Congress again eyes liability insurance minimum increase
A bill that would tie truck owners’ minimum liability insurance requirements to medical care inflation has been reintroduced in the U.S. House.
Rep. Jesus “Chuy” Garcia (D-Illinois) first introduced the legislation, dubbed the “Improving National Safety by Updating the Required Amount of Insurance Needed by Commercial Motor Vehicles per Event (INSURANCE) Act” in 2019, but it never advanced past the House Transportation Committee.
While the text of the reintroduced bill is not yet available, the original bill called for motor carriers’ minimum insurance levels to be raised from $750,000, based on medical-cost inflation.
According to the language of the 2019 bill, the amount of $750,000, which was set as the insurance minimum in 1980, would have had the same buying power as $4.9 million in 2019, based on medical-cost inflation.
The bill would also require the Department of Transportation to adjust the liability minimum every five years.
The American Trucking Associations said it believes any changes to the liability minimum should be made following stakeholder input and opposes arbitrary increases.

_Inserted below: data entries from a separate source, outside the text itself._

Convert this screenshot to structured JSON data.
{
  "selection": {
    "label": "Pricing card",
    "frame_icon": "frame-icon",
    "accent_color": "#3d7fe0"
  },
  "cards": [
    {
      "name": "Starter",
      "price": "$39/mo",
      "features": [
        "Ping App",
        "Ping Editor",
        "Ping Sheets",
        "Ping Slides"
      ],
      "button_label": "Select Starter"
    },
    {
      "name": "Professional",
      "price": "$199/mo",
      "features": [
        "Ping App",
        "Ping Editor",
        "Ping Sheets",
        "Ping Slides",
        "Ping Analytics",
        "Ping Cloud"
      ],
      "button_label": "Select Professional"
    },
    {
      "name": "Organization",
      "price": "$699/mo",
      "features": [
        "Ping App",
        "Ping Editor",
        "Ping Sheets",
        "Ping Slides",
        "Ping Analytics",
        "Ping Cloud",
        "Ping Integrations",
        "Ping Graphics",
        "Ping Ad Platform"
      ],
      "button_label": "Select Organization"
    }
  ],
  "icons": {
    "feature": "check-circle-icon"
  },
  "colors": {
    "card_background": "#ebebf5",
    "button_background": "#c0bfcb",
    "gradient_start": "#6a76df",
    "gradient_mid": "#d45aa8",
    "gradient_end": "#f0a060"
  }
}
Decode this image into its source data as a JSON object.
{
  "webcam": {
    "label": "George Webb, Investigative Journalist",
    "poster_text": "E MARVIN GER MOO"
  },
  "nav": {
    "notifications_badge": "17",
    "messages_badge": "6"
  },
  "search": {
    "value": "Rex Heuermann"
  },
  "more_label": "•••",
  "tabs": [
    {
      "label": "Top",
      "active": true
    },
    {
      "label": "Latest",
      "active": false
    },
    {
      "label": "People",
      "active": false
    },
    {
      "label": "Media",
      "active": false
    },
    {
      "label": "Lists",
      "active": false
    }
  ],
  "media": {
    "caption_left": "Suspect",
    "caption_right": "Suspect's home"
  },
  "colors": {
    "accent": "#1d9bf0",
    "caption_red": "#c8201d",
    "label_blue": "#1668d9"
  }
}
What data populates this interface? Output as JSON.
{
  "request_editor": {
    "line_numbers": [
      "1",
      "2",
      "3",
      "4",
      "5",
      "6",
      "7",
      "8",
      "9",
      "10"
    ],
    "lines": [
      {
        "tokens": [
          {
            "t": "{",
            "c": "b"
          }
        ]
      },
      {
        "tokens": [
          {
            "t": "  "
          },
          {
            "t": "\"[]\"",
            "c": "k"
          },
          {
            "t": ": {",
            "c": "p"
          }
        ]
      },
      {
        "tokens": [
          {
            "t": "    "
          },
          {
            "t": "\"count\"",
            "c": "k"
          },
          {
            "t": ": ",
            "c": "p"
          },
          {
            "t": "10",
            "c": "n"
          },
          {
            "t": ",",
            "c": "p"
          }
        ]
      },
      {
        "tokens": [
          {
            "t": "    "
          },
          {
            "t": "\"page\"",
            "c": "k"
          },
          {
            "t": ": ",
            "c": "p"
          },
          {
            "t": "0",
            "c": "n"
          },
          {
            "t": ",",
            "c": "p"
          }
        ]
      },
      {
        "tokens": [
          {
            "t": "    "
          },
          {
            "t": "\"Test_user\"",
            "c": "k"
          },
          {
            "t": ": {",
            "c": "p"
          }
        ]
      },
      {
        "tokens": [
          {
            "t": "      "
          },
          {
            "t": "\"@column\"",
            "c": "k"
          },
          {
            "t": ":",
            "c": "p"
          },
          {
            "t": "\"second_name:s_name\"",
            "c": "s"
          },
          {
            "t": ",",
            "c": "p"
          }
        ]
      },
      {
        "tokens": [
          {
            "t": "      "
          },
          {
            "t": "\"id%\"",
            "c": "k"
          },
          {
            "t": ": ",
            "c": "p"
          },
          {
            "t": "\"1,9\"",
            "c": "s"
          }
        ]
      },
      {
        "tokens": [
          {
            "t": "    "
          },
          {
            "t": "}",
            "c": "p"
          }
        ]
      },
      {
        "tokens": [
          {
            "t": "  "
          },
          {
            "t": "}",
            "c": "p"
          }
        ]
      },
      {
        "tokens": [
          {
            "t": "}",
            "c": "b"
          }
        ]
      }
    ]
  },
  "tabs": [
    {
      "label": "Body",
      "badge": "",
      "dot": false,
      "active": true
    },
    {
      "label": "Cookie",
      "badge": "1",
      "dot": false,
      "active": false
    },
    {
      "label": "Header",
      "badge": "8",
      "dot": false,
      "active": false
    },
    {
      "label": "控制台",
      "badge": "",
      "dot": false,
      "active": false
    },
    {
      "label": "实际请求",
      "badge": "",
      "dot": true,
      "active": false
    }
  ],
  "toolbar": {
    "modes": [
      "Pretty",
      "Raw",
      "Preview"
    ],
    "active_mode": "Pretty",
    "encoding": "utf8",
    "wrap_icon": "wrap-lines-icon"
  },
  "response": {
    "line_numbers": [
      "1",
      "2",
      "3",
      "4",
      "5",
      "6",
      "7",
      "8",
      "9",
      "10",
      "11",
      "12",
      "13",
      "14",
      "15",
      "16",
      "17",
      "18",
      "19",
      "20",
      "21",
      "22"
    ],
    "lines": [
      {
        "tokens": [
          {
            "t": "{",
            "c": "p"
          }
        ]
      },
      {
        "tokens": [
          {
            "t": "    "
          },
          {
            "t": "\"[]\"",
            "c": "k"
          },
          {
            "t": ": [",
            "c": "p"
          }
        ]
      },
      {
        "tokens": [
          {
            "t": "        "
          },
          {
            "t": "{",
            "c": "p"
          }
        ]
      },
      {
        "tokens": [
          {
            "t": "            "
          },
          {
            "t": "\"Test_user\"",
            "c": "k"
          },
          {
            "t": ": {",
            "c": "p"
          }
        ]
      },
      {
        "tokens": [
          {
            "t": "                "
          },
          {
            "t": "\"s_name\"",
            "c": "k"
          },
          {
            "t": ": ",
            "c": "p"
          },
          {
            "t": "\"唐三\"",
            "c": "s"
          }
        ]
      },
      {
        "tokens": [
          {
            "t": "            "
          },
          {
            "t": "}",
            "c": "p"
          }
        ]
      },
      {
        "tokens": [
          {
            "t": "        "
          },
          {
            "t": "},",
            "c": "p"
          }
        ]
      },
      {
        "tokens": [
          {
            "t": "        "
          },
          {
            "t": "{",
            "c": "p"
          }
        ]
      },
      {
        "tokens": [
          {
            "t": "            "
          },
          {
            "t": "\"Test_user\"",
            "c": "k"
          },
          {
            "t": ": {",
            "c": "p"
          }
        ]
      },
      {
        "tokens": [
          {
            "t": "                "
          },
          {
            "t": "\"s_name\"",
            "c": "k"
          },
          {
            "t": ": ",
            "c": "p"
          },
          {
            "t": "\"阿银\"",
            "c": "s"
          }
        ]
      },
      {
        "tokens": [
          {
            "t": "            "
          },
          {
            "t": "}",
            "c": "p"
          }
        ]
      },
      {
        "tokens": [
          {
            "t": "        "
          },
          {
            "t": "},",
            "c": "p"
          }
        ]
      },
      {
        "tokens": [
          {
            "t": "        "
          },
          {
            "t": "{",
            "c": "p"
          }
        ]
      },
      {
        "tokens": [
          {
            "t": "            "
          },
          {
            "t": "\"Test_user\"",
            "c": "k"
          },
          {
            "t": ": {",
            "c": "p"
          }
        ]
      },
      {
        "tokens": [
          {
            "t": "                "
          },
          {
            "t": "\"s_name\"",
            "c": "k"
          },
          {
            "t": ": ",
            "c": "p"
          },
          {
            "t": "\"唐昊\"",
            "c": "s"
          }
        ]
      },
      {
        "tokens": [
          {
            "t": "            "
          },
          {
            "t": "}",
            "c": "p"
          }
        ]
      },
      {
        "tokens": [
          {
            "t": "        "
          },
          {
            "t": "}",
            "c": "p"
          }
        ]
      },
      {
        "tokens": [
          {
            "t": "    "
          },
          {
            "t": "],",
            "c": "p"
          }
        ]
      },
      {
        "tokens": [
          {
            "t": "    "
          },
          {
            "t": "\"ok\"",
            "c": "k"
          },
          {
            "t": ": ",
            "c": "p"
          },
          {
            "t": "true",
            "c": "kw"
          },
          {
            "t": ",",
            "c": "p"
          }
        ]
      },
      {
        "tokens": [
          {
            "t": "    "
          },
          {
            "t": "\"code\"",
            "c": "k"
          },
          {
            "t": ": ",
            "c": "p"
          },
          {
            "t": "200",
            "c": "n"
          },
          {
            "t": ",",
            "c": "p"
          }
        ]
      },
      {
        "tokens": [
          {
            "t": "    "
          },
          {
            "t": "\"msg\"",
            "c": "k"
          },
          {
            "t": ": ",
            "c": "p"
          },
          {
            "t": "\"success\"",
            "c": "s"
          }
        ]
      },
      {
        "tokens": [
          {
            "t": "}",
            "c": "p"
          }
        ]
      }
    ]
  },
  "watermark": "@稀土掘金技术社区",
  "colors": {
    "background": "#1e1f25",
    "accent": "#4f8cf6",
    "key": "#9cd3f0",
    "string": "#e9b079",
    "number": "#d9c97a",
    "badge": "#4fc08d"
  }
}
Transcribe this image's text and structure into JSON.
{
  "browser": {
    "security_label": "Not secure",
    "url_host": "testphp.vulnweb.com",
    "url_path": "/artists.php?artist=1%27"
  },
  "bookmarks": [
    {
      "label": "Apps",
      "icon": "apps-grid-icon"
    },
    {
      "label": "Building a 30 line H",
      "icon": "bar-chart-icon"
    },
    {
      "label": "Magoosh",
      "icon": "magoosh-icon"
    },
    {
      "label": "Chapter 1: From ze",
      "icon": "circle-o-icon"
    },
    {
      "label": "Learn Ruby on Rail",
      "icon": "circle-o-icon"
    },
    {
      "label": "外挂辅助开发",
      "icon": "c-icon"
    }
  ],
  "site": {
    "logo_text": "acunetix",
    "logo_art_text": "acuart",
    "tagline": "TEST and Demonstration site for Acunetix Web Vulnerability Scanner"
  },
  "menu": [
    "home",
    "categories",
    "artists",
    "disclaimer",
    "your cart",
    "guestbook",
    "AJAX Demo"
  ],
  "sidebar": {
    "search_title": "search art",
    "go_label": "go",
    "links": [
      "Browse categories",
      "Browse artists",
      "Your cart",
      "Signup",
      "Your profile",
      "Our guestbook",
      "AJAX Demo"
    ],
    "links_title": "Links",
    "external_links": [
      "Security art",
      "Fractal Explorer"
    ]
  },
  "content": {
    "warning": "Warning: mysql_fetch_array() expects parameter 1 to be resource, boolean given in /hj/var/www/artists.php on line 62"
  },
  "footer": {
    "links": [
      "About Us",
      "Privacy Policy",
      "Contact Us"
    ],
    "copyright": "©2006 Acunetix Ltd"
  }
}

“ATA firmly believes that any changes to minimum insurance levels should be stakeholder driven and should ultimately reflect stakeholder input,” said Sean McNally, ATA VP of Public Affairs. “ATA will advocate that any changes be undertaken through a negotiated rulemaking so that the perspectives of all stakeholders are taken into account, and so that any changes are genuinely responsive to highway safety needs. ATA opposes arbitrary increases to minimum insurance levels calculated to pad the pockets of the trial lawyers.”
The Owner-Operator Independent Drivers Association and other trucking groups have long been opposed to increasing the insurance minimum for motor carriers. More than 60 trucking-related organizations penned a letter in February to the House Committee on Transportation and Infrastructure to discourage any attempts to increase the minimum.
“Increasing the liability requirement will not make highways safer, is wholly unnecessary and would have a severe negative impact on small-business truckers, farmers and manufacturers,” OOIDA said in a statement Friday morning.
The Truck Safety Coalition and trial lawyer group American Association for Justice are among groups that have voiced support for Garcia’s INSURANCE Act.